Paquerar! A pomba branca, adepta dos bons amores, gostava de ficar ali, contemplando o iniciar de novos casais que surgiam. A ave pacífica gostava de pegar-se pensando: como é lindo o ser-humano.

A ave gostava de olhar os primeiros gestos daqueles belos jovens e daquelas charmosas moças dispostas a encontrar nas mesas de um bar ou na pista de uma casa noturna o amor de suas vidas. Ou, se o amor de uma vida ficasse para amanhã, pelo menos satisfazer o Id sentindo-se desejadas por indivíduos do sexo oposto (ou não).

O amor! Como é lindo amar. A pombinha que espiava os apaixonados gostava de ver o amor "afeto" uno ao amor "carnal". Amor é amor, a ave pensava. A criatura que descia e subia nos ares carregada pelos ventos via no nosso ser uma criatura como qualquer outra: escrava de impulsos selvagens. O homem, detentor de uma falsa sensação de poder, precisando se impor e destacar-se na eterna busca de reproduzir com o maior número de fêmeas possíveis; e a mulher, como escrava de instintos incontroláveis que clamavam à beleza, um instinto que, segundo o pequeno animal que limpava com os bicos as macias penas de seu corpo, era o nascedouro de toda a vaidade. A pombinha gostava de admirar. Muitas vezes não compreendia o porquê daquelas criaturas negarem a si mesmas com tamanho empenho, mesmo assim gostava deles. Gostava daquelas criaturas, ponto. Gostava do amor carnal que se desenvolvia com volúpia e terminava com eternas juras de fidelidade e companheirismo. O pássaro, admirador dos amores eternos, admirava os casais que naquele bar se formavam e pensava: será que a eternidade deles durará dois anos?

Oh, pomba branca, símbolo da paz!
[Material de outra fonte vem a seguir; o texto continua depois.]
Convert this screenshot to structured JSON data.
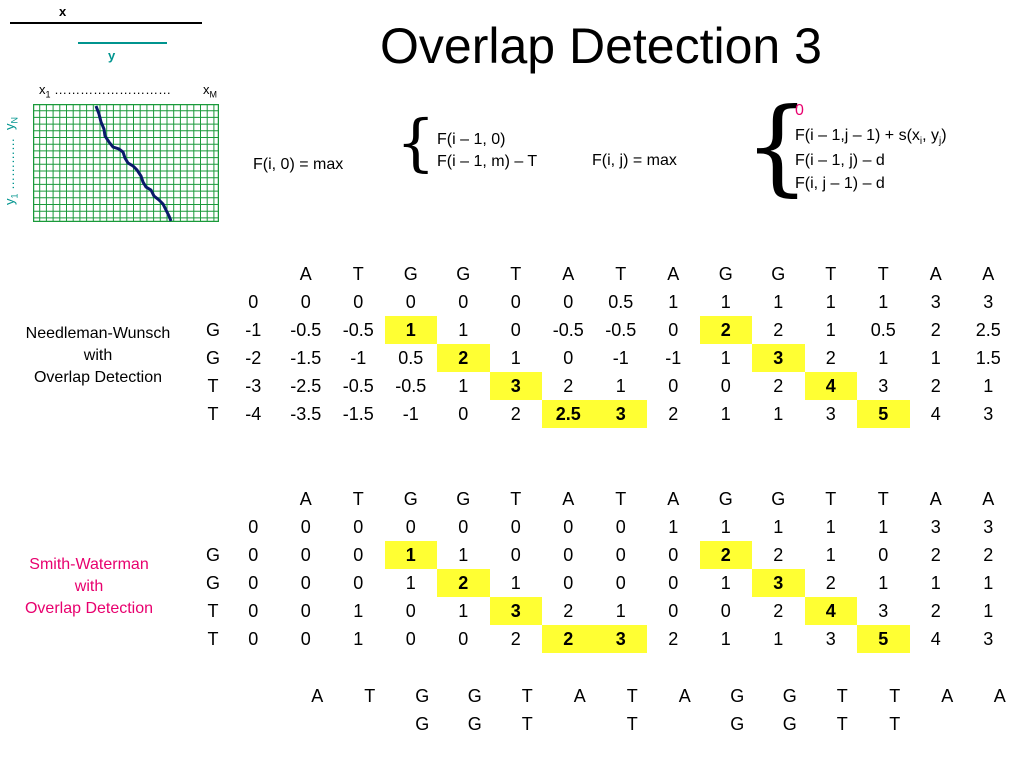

Ela olhava aqueles amigos embriagados; amigos que pregavam a superioridade do bicho homem, mas naquele momento, jubilando, nada mais faziam que deixar claro seus mais primitivos instintos: a vida em grupo. Gostava de ver aquela alegria toda e perguntar-se: qual o centro que os une, afeto ou oportunidade?

Os amigos levantaram os canecos em um brinde e a pomba farfalhou suave as asas. Era entendedora dos rituais. Sabia o que aconteceria depois daquele gesto simbólico de apoio.

Viu um dos amigos se levantar e afastar-se da mesa. Aquele espécime era bonito e imponente; aquele jovem humano estava confiante, dava para ver em seus olhos. Os amigos o incentivavam. O jovem caminhou pelo bar e parou diante de uma fêmea. Ele se apresentou, disse alguma coisa que a pombinha não conseguiu ouvir e a pretensa companheira de cópula retribuiu com um sorriso enquanto encaracolava no indicador uma mecha de cabelo.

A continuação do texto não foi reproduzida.